Wednesday, February 10, 2010

LAKE ICE: Ice Formation

I could not find any reference to blue ice but this is what I found for black ice and white ice.... There might be a quiz!

Lake ice occurs primarily in the Northern Hemisphere, where most of the ice is seasonal: it forms in the autumn, thickens during the winter and melts in the spring.

Meteorological factors such as air temperature, precipitation, wind speed and radiation balance coupled with physical characteristics of the lakes and ice (lake area, depth, volume and fetch; snow depth; ice thickness, type and albedo) lead to complex interactions and feedbacks that affect the timing of freeze-up and break-up (ice cover duration) each year.

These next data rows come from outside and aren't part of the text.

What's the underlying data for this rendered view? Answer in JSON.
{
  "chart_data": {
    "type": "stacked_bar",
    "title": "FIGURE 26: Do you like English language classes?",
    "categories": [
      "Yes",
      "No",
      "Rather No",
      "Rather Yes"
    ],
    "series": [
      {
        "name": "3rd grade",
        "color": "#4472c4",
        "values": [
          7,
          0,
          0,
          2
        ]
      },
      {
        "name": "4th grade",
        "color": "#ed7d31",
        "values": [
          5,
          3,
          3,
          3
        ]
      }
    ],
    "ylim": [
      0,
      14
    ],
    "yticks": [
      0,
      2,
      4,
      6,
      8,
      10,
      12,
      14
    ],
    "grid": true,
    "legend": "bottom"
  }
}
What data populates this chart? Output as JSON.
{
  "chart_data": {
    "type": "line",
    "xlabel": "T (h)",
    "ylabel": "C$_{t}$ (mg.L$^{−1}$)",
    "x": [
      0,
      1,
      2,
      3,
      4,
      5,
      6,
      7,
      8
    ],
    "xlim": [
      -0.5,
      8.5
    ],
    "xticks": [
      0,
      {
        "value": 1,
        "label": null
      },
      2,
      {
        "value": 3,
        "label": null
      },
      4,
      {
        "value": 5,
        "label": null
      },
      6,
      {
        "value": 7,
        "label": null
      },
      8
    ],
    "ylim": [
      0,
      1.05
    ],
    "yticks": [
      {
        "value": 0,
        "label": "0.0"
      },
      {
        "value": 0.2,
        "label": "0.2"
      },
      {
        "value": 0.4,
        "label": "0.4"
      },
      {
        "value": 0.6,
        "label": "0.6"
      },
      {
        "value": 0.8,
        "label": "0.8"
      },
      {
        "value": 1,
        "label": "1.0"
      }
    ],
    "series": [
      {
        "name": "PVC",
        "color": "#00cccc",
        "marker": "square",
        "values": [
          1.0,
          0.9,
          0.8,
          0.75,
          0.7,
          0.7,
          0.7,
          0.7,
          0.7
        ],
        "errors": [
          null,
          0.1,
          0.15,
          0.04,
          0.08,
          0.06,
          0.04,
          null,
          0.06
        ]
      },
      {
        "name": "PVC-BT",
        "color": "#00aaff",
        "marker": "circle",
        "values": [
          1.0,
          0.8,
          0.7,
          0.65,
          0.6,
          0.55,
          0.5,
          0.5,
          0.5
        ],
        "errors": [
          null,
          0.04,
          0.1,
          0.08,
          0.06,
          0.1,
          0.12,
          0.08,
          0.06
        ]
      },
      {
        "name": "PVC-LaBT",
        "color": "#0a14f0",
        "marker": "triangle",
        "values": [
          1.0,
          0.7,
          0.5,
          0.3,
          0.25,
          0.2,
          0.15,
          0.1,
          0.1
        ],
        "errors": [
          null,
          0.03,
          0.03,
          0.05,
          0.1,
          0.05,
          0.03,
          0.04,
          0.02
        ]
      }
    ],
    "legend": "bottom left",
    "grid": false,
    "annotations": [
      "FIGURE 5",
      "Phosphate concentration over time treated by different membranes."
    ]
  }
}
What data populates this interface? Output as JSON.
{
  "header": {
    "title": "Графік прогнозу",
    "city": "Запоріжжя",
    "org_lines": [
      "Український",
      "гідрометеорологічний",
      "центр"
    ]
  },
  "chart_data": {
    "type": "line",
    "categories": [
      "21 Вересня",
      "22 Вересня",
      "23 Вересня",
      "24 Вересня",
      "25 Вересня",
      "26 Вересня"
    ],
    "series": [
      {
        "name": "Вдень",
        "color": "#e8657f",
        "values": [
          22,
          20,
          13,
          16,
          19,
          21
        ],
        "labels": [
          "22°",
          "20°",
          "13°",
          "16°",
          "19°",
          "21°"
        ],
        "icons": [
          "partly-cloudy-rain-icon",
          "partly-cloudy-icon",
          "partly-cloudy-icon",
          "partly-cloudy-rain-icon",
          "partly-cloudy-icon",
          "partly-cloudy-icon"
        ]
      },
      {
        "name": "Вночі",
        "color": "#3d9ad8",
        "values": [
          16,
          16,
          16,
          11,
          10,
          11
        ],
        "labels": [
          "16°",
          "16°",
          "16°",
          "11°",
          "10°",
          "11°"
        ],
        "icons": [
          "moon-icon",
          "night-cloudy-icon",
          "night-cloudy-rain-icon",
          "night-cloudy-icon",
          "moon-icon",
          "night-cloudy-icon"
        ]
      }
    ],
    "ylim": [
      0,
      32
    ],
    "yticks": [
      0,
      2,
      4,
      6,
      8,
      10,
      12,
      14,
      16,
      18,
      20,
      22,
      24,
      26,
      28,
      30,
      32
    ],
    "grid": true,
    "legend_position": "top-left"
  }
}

In general, there are two types of lake ice. They are:

Congelation Ice (black ice) forms as water freezes on the bottom of the ice cover and the latent heat of crystallization is conducted upwards through the ice and snow to the atmosphere. Its growth rate is proportional to the rate at which energy is transferred from the bottom surface of the ice layer to the air above.
Congelation ice is often referred to as black ice because it has a high optical depth that permits significant light transmission to the underlying water.

Snow Ice (white ice) forms when the weight of a snow cover is sufficient to overcome the buoyancy of the ice supporting it, the ice surface becomes submerged and water flows through cracks in the ice and saturates the snow, which then freezes.
Snow ice is often referred to as white ice because it contains a large number of densely packed air bubbles and small ice crystals that cause strong light scattering and a high albedo.